Существо хоть и телепатически, но заливисто захохотало.
Осколок был странен. Но Льенар давным-давно пришел к выводу, что из чудаковатых, воспринимающих мир под другим углом зрения людей получаются лучшие друзья и спутники. Они могут видеть что-то такое, что недоступно другим; большая часть людей лишена того, что знают и ищут они. В них всего неизмеренные глубины: чувствительная душа, бесконечный поиск, собственные взгляды – целый выстроенный мир. Всю жизнь Варроу искал таких, но их было так сложно разглядеть среди людей.
Теперь же он нашел именно такого приятеля – с отличительным восприятием и великолепным на все мнением, – и не важно, что это существо даже не было человеком.
* * *
Мы вернулись с приема Эрсилии в съемные комнаты Хитреца почти в третьем часу ночи – уставшие, но впечатленные зрелищем. Чьерцем утверждал, что с подобных мероприятий важно уезжать домой вовремя, ибо, хотя они и продолжаются до пяти-шести утра, с каждым часом разгул становится все более и более сомнительным.
– Уверена, одельтерские салоны не бывают столь изнуряющими, – вздохнула я, бессильно опускаясь в кресло поближе к камину.
Отсюда открывался удивительный вид на обветшалую сырую каморку, и я с усмешкой огляделась: каким убогим казался пейзаж после сверкающей золотом залы! Покрытый сажей камин еле отапливал комнату. Стены, окрашенные когда-то в белый цвет, давно уже посерели от времени. От дешевых керосиновых ламп тут и там осела копоть.
А снаружи пустели нищие холодные улицы; окажись ты выброшен на них – и те приведут к пьянству и недолгой, но до одури несчастной жизни. Нам даже пришлось сменить экипаж на недорогую повозку, ибо только пропахший хмелем возница согласился довезти нас до этого места.
В открытом цесситском платье (которое предоставила мне Джасин, ибо мои собственные слишком выдавали Ядовитое происхождение) я совершенно замерзла.
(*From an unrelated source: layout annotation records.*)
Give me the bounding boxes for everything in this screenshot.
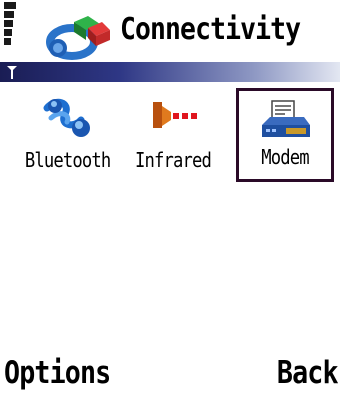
antenna-icon xyxy=(6,64,18,79)
phone-screen: Connectivity Bluetooth Infrared Modem Op… xyxy=(0,0,340,395)
back-softkey[interactable]: Back xyxy=(277,351,339,395)
page-title: Connectivity xyxy=(120,12,301,47)
grid-item-label: Bluetooth xyxy=(24,148,111,172)
grid-item-bluetooth[interactable]: Bluetooth xyxy=(18,88,116,182)
infrared-icon xyxy=(147,96,199,140)
modem-icon xyxy=(258,99,312,147)
navigation-band xyxy=(0,62,340,82)
bluetooth-icon xyxy=(41,96,93,144)
signal-strength-icon xyxy=(4,2,18,70)
grid-item-infrared[interactable]: Infrared xyxy=(124,88,222,182)
title-pane: Connectivity xyxy=(0,0,340,62)
connectivity-grid: Bluetooth Infrared Modem xyxy=(0,86,340,186)
connectivity-icon xyxy=(44,8,112,60)
grid-item-label: Infrared xyxy=(135,148,212,172)
options-softkey[interactable]: Options xyxy=(4,351,111,395)
grid-item-label: Modem xyxy=(261,145,309,169)
grid-item-modem[interactable]: Modem xyxy=(236,88,334,182)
Увидев, что я долго не могла отогреться, Кадван скрылся в своей комнате и вернулся оттуда с тонким, но теплым одеялом, которое набросил на мои плечи.
– Зато у вас все получилось, – ободряюще сказал он.
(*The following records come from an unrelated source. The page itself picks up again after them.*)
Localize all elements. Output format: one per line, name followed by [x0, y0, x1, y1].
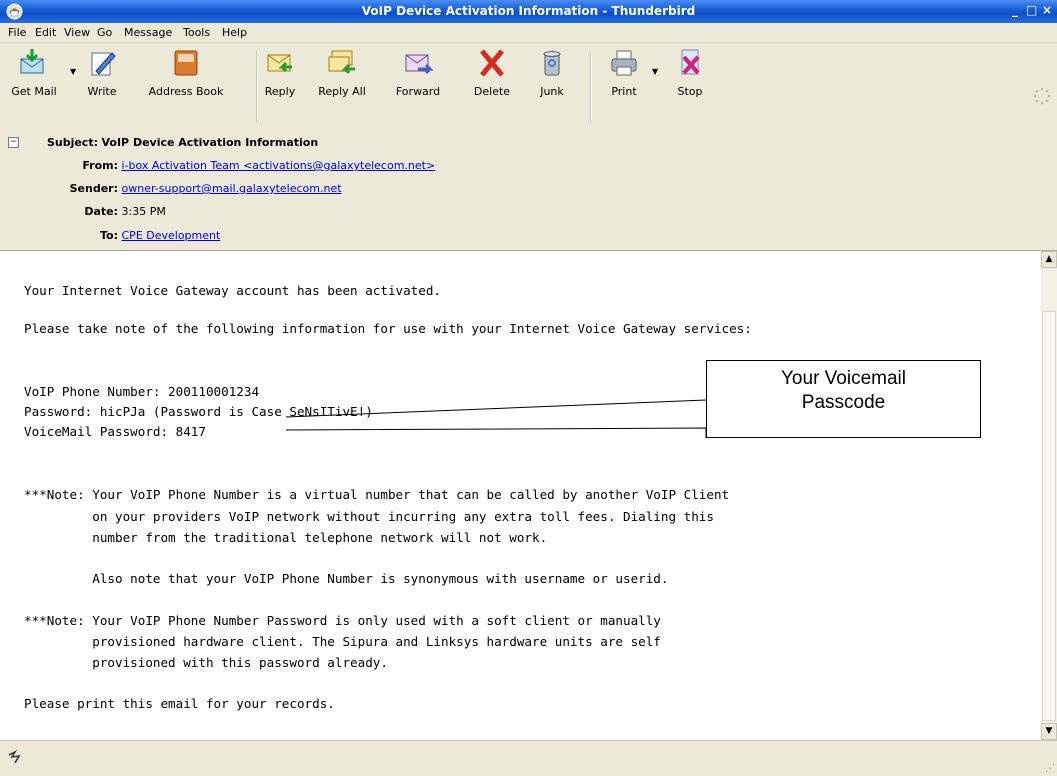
forward-icon: [405, 54, 434, 75]
header-subject-row: Subject: VoIP Device Activation Informat…: [22, 136, 318, 152]
menu-message[interactable]: Message: [124, 26, 172, 39]
junk-icon: [543, 51, 561, 76]
minimize-button[interactable]: _: [1012, 3, 1018, 17]
print-dropdown-arrow-icon[interactable]: ▼: [652, 67, 658, 76]
body-phone-number: VoIP Phone Number: 200110001234: [24, 384, 260, 399]
thunderbird-window: VoIP Device Activation Information - Thu…: [0, 0, 1057, 776]
online-status-icon[interactable]: [6, 749, 24, 767]
write-icon: [91, 52, 116, 76]
print-button[interactable]: Print: [594, 47, 654, 127]
menu-file[interactable]: File: [8, 26, 26, 39]
get-mail-icon: [20, 49, 44, 74]
header-date-row: Date: 3:35 PM: [22, 205, 166, 221]
sender-label: Sender:: [69, 182, 118, 195]
junk-label: Junk: [540, 85, 564, 98]
menu-tools[interactable]: Tools: [183, 26, 210, 39]
window-title: VoIP Device Activation Information - Thu…: [361, 4, 696, 18]
body-voicemail-password: VoiceMail Password: 8417: [24, 424, 206, 439]
delete-icon: [480, 49, 504, 77]
header-sender-row: Sender: owner-support@mail.galaxytelecom…: [22, 182, 342, 198]
from-label: From:: [82, 159, 118, 172]
body-note1-line4: Also note that your VoIP Phone Number is…: [24, 571, 669, 586]
scroll-thumb[interactable]: [1042, 311, 1056, 721]
sender-link[interactable]: owner-support@mail.galaxytelecom.net: [122, 182, 342, 195]
stop-button[interactable]: Stop: [660, 47, 720, 127]
write-label: Write: [87, 85, 117, 98]
menu-bar: File Edit View Go Message Tools Help: [0, 23, 1057, 43]
voicemail-passcode-callout: Your Voicemail Passcode: [706, 360, 981, 438]
delete-button[interactable]: Delete: [462, 47, 522, 127]
message-header-pane: − Subject: VoIP Device Activation Inform…: [0, 132, 1057, 251]
header-from-row: From: i-box Activation Team <activations…: [22, 159, 435, 175]
body-line-take-note: Please take note of the following inform…: [24, 321, 752, 336]
resize-grip-icon[interactable]: ⋰: [1045, 763, 1055, 774]
scroll-up-button[interactable]: ▲: [1041, 251, 1057, 268]
subject-value: VoIP Device Activation Information: [101, 136, 319, 149]
collapse-header-icon[interactable]: −: [8, 137, 19, 148]
address-book-icon: [174, 50, 198, 76]
junk-button[interactable]: Junk: [522, 47, 582, 127]
print-label: Print: [611, 85, 637, 98]
body-scrollbar[interactable]: ▲ ▼: [1041, 251, 1057, 740]
subject-label: Subject:: [46, 136, 98, 149]
write-button[interactable]: Write: [72, 47, 132, 127]
body-closing: Please print this email for your records…: [24, 696, 335, 711]
body-password: Password: hicPJa (Password is Case SeNsI…: [24, 404, 373, 419]
forward-label: Forward: [395, 85, 441, 98]
scroll-down-button[interactable]: ▼: [1041, 723, 1057, 740]
to-link[interactable]: CPE Development: [122, 229, 221, 242]
reply-button[interactable]: Reply: [250, 47, 310, 127]
callout-line-1: Your Voicemail: [781, 368, 906, 389]
title-bar[interactable]: VoIP Device Activation Information - Thu…: [0, 0, 1057, 23]
stop-label: Stop: [677, 85, 703, 98]
message-body-pane[interactable]: Your Internet Voice Gateway account has …: [0, 251, 1041, 740]
body-note1-line1: ***Note: Your VoIP Phone Number is a vir…: [24, 487, 730, 502]
get-mail-button[interactable]: Get Mail: [4, 47, 64, 127]
body-note2-line2: provisioned hardware client. The Sipura …: [24, 634, 661, 649]
address-book-label: Address Book: [148, 85, 224, 98]
address-book-button[interactable]: Address Book: [148, 47, 224, 127]
delete-label: Delete: [473, 85, 511, 98]
maximize-button[interactable]: □: [1026, 3, 1037, 17]
print-icon: [611, 50, 637, 76]
header-to-row: To: CPE Development: [22, 229, 220, 245]
body-note2-line1: ***Note: Your VoIP Phone Number Password…: [24, 613, 661, 628]
menu-view[interactable]: View: [64, 26, 90, 39]
body-note1-line2: on your providers VoIP network without i…: [24, 509, 714, 524]
status-bar: ⋰: [0, 740, 1057, 776]
activity-throbber-icon: [1033, 87, 1051, 105]
to-label: To:: [100, 229, 118, 242]
reply-icon: [267, 54, 292, 73]
main-toolbar: Get Mail ▼ Write Address Book Reply Repl…: [0, 43, 1057, 133]
callout-line-2: Passcode: [801, 392, 886, 413]
close-button[interactable]: ×: [1042, 3, 1052, 17]
reply-all-button[interactable]: Reply All: [312, 47, 372, 127]
toolbar-separator: [590, 51, 592, 123]
body-line-activated: Your Internet Voice Gateway account has …: [24, 283, 442, 298]
from-link[interactable]: i-box Activation Team <activations@galax…: [122, 159, 436, 172]
get-mail-label: Get Mail: [11, 85, 57, 98]
reply-all-label: Reply All: [318, 85, 366, 98]
menu-help[interactable]: Help: [222, 26, 247, 39]
menu-edit[interactable]: Edit: [35, 26, 56, 39]
stop-icon: [681, 49, 700, 75]
body-note2-line3: provisioned with this password already.: [24, 655, 388, 670]
reply-label: Reply: [264, 85, 296, 98]
date-value: 3:35 PM: [121, 205, 166, 218]
date-label: Date:: [84, 205, 118, 218]
body-note1-line3: number from the traditional telephone ne…: [24, 530, 548, 545]
menu-go[interactable]: Go: [97, 26, 112, 39]
forward-button[interactable]: Forward: [388, 47, 448, 127]
reply-all-icon: [328, 50, 355, 75]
– Но все это было до умопомрачения глупо! Синьорина настолько доверчива и непритязательна!
– Теперь-то ты понимаешь, почему Чьерцем посоветовал именно ее? – рассмеялся Хитрец. – Это очень легкая добыча.
Фойерен попросил рассказать наконец о том, как мы преуспели на приеме, во всех подробностях, и, воодушевленные, мы с Кадваном были рады исполнить его просьбу.
– Продолжай играть свою роль, – присоветовал мне месье Алентанс, выслушав нелепую историю знакомства с синьориной Нолетт-Бессонти. – Тебе следует оттачивать… навыки.
За время, проведенное подле Эрсилии, я еще успею понять, что она принадлежала к тому невротическому типу людей, которые постоянно заключают мезальянсы. Свое влияние она разменивала на сомнительные знакомства, красоту – на негодных любовниц, а из-за необдуманных сделок деньги постоянно уплывали у нее из рук. Но каждый раз, совершая ошибки себе в убыток, она была до смешного уверена в своей правоте, ибо жила исключительно эмоциями и переживаниями. «Тот, у кого во главе стола сидят чувства, а не разум, ничего не добивается в этой жизни», – скажет мне однажды Чьерцем Васбегард, и я удивлюсь, услышав такие слова от человека, который в проявлении чувств сам никогда не стеснялся.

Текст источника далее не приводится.